Fallibility Antidotes

Dr. Seuss wrote a wonderful book called Oh, the Places You'll Go. It essentially says that you will go far, except when you don't, because sometimes you won't. And people will really like you, except when they don't, because sometimes they won't. There is an art to failing without allowing it to erode self-esteem. The following are some helpful principles:

• Talk or write about it. Putting words down on paper helps to release the feeling of failure, provides perspective, and permits time to make sense of what happened.

• Accurately assign responsibility. Accept appropriate responsibility. Acknowledge where you were wrong or mistaken. Also acknowledge extenuating circumstances or contributing factors. ("This was a very difficult situation. I was inexperienced, tired, under pressure to make a quick decision.")

• Rate behavior, not the core. People are too complex for simplistic labels such as "loser." They are more than their mistakes. Reject behaviors, but accept people.

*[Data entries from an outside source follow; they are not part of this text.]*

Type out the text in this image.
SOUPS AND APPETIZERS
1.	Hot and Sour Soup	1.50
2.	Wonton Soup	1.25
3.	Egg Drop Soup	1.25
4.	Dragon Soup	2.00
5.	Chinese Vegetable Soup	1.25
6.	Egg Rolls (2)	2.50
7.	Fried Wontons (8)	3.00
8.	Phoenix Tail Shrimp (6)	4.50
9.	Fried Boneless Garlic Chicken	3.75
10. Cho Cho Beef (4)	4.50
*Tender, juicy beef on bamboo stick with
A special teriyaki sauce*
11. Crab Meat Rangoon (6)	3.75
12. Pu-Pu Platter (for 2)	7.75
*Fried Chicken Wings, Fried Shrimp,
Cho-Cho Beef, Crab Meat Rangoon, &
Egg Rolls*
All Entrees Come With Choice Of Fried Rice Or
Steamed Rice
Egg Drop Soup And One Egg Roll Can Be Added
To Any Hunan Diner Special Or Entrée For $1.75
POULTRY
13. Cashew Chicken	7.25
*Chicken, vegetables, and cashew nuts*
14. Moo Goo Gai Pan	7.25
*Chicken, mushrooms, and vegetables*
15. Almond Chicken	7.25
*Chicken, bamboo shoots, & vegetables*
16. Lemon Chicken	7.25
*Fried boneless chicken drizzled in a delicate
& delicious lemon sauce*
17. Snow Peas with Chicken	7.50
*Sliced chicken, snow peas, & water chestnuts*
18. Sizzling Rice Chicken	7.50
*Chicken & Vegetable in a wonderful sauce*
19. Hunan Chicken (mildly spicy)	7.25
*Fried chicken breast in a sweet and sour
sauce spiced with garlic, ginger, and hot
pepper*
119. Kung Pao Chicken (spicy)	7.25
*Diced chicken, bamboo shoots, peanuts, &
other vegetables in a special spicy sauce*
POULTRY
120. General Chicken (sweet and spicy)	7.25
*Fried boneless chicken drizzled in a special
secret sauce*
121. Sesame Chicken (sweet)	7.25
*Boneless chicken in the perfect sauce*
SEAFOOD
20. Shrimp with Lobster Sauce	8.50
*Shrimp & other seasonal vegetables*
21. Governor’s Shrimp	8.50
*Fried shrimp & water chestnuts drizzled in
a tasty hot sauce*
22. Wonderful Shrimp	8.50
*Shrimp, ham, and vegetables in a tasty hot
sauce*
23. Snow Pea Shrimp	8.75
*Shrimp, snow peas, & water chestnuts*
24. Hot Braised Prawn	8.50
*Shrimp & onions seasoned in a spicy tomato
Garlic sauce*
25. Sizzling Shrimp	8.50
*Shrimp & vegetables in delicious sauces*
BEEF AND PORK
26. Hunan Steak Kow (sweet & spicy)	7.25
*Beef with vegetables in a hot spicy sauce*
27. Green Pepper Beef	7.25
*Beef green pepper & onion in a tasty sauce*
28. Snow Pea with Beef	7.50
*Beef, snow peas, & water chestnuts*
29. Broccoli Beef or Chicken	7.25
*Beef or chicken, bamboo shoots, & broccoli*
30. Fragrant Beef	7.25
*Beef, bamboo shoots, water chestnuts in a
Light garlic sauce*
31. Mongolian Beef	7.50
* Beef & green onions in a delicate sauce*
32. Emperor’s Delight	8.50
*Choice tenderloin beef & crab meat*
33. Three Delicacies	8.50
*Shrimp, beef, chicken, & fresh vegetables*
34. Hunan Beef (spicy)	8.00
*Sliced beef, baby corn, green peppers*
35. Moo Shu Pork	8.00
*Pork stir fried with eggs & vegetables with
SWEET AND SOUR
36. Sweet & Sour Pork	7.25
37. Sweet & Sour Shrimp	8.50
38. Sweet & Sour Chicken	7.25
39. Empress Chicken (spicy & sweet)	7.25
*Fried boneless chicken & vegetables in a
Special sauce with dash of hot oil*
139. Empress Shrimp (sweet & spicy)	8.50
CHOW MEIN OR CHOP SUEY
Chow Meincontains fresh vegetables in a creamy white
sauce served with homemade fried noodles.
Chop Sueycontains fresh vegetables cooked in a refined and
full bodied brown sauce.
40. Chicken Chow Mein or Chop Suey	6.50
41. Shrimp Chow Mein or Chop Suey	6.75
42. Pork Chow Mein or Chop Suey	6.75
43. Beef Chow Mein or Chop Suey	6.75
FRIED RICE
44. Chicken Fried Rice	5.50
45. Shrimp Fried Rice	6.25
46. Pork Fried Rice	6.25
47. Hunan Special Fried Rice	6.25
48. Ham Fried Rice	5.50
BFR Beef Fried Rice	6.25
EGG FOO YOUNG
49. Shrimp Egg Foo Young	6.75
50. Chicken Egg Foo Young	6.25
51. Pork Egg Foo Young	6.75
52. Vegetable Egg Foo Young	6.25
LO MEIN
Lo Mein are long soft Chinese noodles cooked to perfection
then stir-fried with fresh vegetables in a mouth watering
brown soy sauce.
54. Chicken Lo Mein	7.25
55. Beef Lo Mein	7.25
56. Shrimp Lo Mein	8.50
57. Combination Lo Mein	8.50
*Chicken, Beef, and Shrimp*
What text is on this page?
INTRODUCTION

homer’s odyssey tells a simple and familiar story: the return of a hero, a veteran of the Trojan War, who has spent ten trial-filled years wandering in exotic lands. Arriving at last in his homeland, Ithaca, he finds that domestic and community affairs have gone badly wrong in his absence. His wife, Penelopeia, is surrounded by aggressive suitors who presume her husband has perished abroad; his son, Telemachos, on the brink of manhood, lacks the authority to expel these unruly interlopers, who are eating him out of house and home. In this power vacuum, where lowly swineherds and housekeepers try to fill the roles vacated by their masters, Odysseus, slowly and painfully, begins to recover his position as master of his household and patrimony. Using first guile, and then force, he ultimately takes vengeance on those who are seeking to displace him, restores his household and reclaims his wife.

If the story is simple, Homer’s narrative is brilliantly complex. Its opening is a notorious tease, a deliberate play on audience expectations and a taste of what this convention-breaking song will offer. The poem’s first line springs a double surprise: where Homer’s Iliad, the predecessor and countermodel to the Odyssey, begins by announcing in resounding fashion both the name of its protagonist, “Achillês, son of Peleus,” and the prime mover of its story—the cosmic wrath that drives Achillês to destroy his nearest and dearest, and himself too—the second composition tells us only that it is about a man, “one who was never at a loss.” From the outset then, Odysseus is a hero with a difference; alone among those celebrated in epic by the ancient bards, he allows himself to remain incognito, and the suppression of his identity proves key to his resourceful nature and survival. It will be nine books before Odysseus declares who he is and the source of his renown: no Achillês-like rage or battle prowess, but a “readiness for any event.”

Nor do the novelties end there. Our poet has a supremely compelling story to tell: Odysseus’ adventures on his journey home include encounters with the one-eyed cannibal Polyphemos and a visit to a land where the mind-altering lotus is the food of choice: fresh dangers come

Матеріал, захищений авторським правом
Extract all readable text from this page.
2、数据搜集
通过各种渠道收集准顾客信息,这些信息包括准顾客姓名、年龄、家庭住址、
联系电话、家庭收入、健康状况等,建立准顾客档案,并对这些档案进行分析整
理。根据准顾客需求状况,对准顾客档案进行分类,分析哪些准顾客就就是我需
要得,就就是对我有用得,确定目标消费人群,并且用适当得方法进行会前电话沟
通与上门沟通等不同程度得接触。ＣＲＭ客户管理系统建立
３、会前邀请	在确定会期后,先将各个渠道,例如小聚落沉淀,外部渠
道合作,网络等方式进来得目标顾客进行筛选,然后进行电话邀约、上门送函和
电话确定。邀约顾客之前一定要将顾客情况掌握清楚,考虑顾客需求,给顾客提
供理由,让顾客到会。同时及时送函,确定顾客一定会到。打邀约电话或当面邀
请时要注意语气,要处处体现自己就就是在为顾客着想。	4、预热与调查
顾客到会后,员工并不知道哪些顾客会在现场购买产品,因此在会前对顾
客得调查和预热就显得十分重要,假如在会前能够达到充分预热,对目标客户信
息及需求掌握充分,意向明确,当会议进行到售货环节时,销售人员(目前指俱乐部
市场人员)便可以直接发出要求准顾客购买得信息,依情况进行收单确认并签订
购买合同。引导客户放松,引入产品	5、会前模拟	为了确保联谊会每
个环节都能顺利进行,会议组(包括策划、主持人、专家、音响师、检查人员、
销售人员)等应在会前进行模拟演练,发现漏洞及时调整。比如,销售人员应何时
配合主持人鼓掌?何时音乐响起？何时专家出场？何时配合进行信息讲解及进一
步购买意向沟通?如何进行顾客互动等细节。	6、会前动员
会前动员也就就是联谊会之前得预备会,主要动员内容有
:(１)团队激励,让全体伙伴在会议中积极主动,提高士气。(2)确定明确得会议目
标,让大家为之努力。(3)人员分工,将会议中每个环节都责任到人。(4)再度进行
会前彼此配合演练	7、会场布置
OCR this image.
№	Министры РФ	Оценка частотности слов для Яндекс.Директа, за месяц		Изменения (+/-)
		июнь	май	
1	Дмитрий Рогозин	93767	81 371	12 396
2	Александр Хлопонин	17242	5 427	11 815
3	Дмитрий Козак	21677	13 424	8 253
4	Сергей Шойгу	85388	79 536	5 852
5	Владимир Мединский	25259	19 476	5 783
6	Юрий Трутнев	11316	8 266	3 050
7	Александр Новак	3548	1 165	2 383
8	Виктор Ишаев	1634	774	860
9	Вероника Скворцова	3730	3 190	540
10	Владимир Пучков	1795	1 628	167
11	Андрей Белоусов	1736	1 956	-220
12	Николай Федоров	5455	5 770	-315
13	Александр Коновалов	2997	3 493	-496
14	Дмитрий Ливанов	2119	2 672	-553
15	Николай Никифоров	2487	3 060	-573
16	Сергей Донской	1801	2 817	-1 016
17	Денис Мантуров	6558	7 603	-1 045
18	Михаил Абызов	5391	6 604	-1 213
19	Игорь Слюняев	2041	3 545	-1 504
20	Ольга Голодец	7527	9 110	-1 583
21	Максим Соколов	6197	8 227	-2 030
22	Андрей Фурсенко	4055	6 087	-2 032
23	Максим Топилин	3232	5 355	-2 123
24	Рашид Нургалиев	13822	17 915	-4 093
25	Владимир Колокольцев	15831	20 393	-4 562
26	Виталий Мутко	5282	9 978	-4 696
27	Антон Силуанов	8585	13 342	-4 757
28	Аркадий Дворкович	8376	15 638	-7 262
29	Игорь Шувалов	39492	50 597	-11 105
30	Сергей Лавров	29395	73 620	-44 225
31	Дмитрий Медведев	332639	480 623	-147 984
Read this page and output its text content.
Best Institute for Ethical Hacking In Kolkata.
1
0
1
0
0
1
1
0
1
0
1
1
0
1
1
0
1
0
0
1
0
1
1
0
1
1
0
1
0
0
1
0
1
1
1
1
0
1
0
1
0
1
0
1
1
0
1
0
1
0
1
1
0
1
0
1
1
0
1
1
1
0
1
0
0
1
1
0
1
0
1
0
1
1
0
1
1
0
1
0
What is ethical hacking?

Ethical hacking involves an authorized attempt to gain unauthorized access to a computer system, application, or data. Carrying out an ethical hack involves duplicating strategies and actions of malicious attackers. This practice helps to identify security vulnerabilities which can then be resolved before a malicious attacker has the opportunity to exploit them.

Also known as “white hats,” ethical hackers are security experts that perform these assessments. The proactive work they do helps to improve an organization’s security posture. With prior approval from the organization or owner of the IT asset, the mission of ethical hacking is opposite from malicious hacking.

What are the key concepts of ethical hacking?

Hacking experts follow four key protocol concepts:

• Replace the word failure with words such as setback, mistake, falling short, or learning experience.

• View the fallible self with compassion and acceptance. Fallible does not mean worthless.

• Accept the outcome, but maintain an optimistic focus. View the mistake as a building block, not a stumbling block. You might think, "Okay, it happened. Now, what have I learned? What behaviors will I change in the future?"

• Realize that ascent is difficult. It takes repeated efforts. Since fallibility is an inescapable aspect of life, expect slips from time to time.

• Take your knocks and move on. Most people will forget about it. You might as well, too.